Micro Vexes

You've probably heard of the idea of micro aggressions: small, almost imperceptible acts that signal to people that they are not welcome or that they are disliked. Examples include not inviting someone to a team lunch "by accident" or not bothering to learn how to correctly pronounce someone's name. They're small, persistent, and can really take their tole on people. But, crucially, they're so small that it often feels like any action taken to prevent them is disproportionate.

You can see how this comes to be. So, someone fails to pronounce your name properly. Imagine how hard it must be to go to your supervisor or line manager and say:

"Excuse me, Allan, I know you're very busy but Janine keeps calling me Pardeep but my name is actually Hardeep.

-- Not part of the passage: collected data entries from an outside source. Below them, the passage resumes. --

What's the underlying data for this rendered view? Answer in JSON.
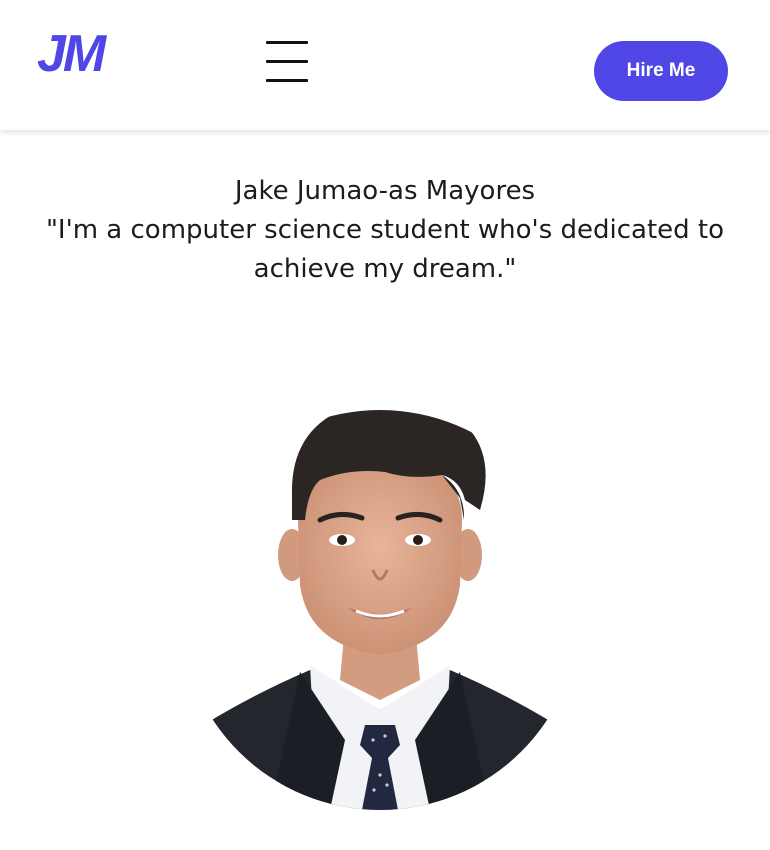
{
  "header": {
    "logo_text": "JM",
    "menu_icon": "hamburger-menu-icon",
    "hire_label": "Hire Me"
  },
  "hero": {
    "name": "Jake Jumao-as Mayores",
    "tagline": "\"I'm a computer science student who's dedicated to achieve my dream.\""
  },
  "colors": {
    "accent": "#4f46e5",
    "text": "#1c1c1c",
    "background": "#ffffff"
  }
}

Yes, I know it's very similar but I... no I think she's doing it on purpose. Well actually I don't think I'm being over sensitive at all."

So these micro aggressions just continue causing stress and anxiety and, like the loose stitch in a piece of clothing, go undealt with just long enough for everything to unravel.

The thing is, it isn't just humans who can do this kind of damage to one another. In our work at Sabre Tooth Panda we've found that very often the machines we work in are filled with tiny inconveniences, what we call micro vexes, that have pretty much the same impact.

Take something very small like a process that has a single duplicated step in it. Something that takes only a few seconds every time to complete. Maybe a certain detail needs to be input in two different places because, when the process was first designed, someone missed a memo.

This process might take no more than a few seconds longer to complete each time because of this unfortunate micro vex, and maybe over the course of a year that adds up to a couple of hours for an employee. Not something, on the face of it, that's worth fixing. The cost of fixing it would never be repaid if we're looking simply at hours saved.

But that's just the external cost, the added time and workload that we can see and count on a spreadsheet. Much like a micro aggression this micro vex seems too small to bother with. But from the standpoint of the experience of the human this small thing is like having his name mispronounced again and again. It's a slow puncture in his productivity inner tube. Over time, it deflates him.

Inside the human mind small things can take on great significance. We know this instinctively and we use it both to regulate our own wellbeing (go on, lower your shoulders and take three deep breaths) and to antagonise others (see micro aggressions) as well as many others things. A label inside a shirt that's scratchy, a damaged piece of packaging when we receive a birthday gift, a small pause when you ask someone what they think of your haircut. In our minds these small things become big. And so they become distractions, stressors, and ultimately prevent us from performing at our best.

Which, if you think about it the right way, offers us a fairly hefty opportunity.

It follows that if micro vexes can cause disproportionate harm to our performance then eliminating micro vexes can bring about disproportionate improvements.

We know, for example, that good lighting can improve focus, that well chosen fonts can increase recall of written information, and that being thanked more often can raise wellbeing at work. And those are simply the generic small but actually big things that businesses often fail to do. But what about your specific ones? What would it cost to find out what micro vexations your employees are silently or not so silently dealing with and to begin to eliminate or alleviate some of them?

When you think of an organisation as a machine for working in then it seems obvious that these small things should be dealt with. The humans, as users of this machine, should expect it to be designed to fit their needs.